FDP bedauert Scheitern des Antrags auf Änderung der Bäderverordnung

Die FDP-Bürgerschaftsfraktion bedauert das Scheitern des FDP-Antrags auf Änderung der derzeit gültigen Bäderverordnung mit dem Ziel, eine optionale Sonntagseröffnung im gesamten Stadtgebiet zu ermöglichen. 

„Es ist noch nicht so lange her, da bemühten sich auch Vertreter der CDU- und der SPD-Fraktion um eine Ausweitung der Bäderregelung. Ein entsprechender FDP-Antrag scheiterte nun in der Bürgerschaft, gerade auch am Votum der GroKo.

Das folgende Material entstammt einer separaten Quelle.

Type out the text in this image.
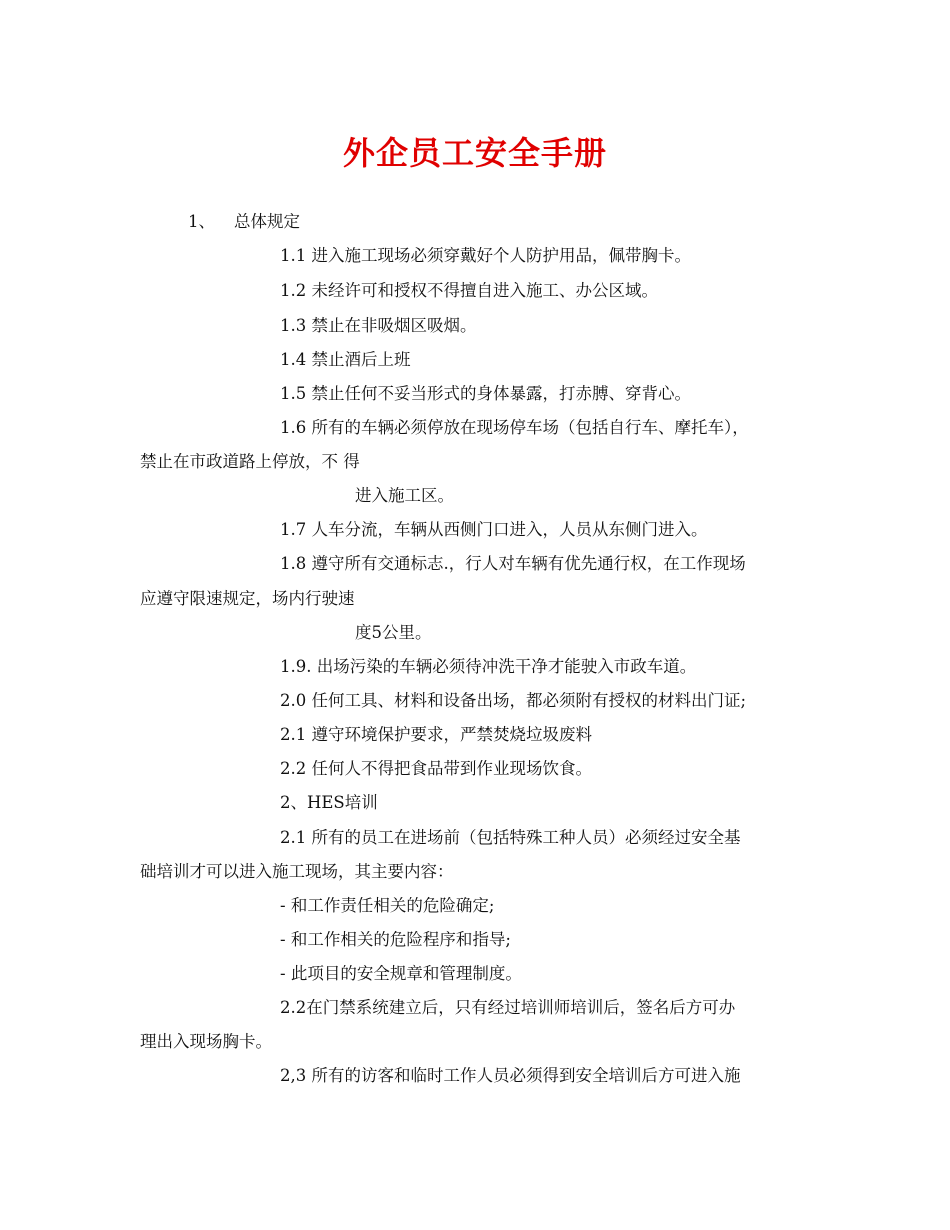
外企员工安全手册

1、 总体规定

1.1 进入施工现场必须穿戴好个人防护用品，佩带胸卡。

1.2 未经许可和授权不得擅自进入施工、办公区域。

1.3 禁止在非吸烟区吸烟。

1.4 禁止酒后上班

1.5 禁止任何不妥当形式的身体暴露，打赤膊、穿背心。

1.6 所有的车辆必须停放在现场停车场（包括自行车、摩托车），

禁止在市政道路上停放，不 得

进入施工区。

1.7 人车分流，车辆从西侧门口进入，人员从东侧门进入。

1.8 遵守所有交通标志.，行人对车辆有优先通行权，在工作现场

应遵守限速规定，场内行驶速

度5公里。

1.9. 出场污染的车辆必须待冲洗干净才能驶入市政车道。

2.0 任何工具、材料和设备出场，都必须附有授权的材料出门证;

2.1 遵守环境保护要求，严禁焚烧垃圾废料

2.2 任何人不得把食品带到作业现场饮食。

2、HES培训

2.1 所有的员工在进场前（包括特殊工种人员）必须经过安全基

础培训才可以进入施工现场，其主要内容：

- 和工作责任相关的危险确定;

- 和工作相关的危险程序和指导;

- 此项目的安全规章和管理制度。

2.2在门禁系统建立后，只有经过培训师培训后，签名后方可办

理出入现场胸卡。

2,3 所有的访客和临时工作人员必须得到安全培训后方可进入施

Wir bedauern dies sehr, fasst der stellvertretende Fraktionsvorsitzende, Thomas-Markus Leber, das Ergebnis zusammen. 

„Es wurde die Chance vertan, dem Einzelhandel in einer sehr schwierigen Phase unterstützend unter die Arme zu greifen. Gerade kleinere Ladengeschäfte hätten mit der Bäderregelung die Möglichkeiten gehabt an Sonn- und Feiertagen zusätzliche Einnahmen zu generieren, die die Verluste aus der Zeit der corona-bedingten Schließung mindern.

Mit der Anerkennung als Tourismusort wurden schon vor Jahren Rahmenbedingungen geschaffen, die die Ausweitung der Bäderregelung und damit Öffnungszeiten von 11.00 Uhr bis 17.00 Uhr an Sonn- und Feiertagen in der Gesamtstadt möglich machen. Politik und Verwaltung hätten allerdings proaktiv tätig werden müssen. Dies ist bislang nicht geschehen.

Dabei besteht unverändert Handlungsbedarf. Die Folgen der Pandemie sind noch nicht vollumfänglich sichtbar. Viele Einzelhändler kämpfen ums Überleben. Die Leerstandquote ist besorgniserregend. Strukturveränderungen im Einzelhandel wurden durch Corona beschleunigt. Eine optionale Sonntagsöffnung hätte Entlastung bedeuten können. Das wäre gut für den Einzelhandel, gut für Stadt, gut für unsere Gäste, aber auch gut für die Lübecker selbst. Alle hätten von der Option der Sonntagsöffnungen profitieren können, die wir nur als Option, nicht aber als Verpflichtung für den Einzelhandel verstanden wissen wollen. 

Will Lübeck attraktiver werden, gehört nach unserem Verständnis auch eine Belebung der Innenstadt am Wochenende dazu. Es ist nicht einzusehen, warum Orte wie Timmendorfer Strand oder Scharbeutz gerade am Wochenende durch die vielen Tagesgäste aufblühen, Lübeck aber nicht partizipieren kann. Eine Attraktivitätssteigerung der Innenstadt ist erklärtes Ziel. Auch das touristische Entwicklungskonzept (TEK) wurde entsprechend ausgerichtet.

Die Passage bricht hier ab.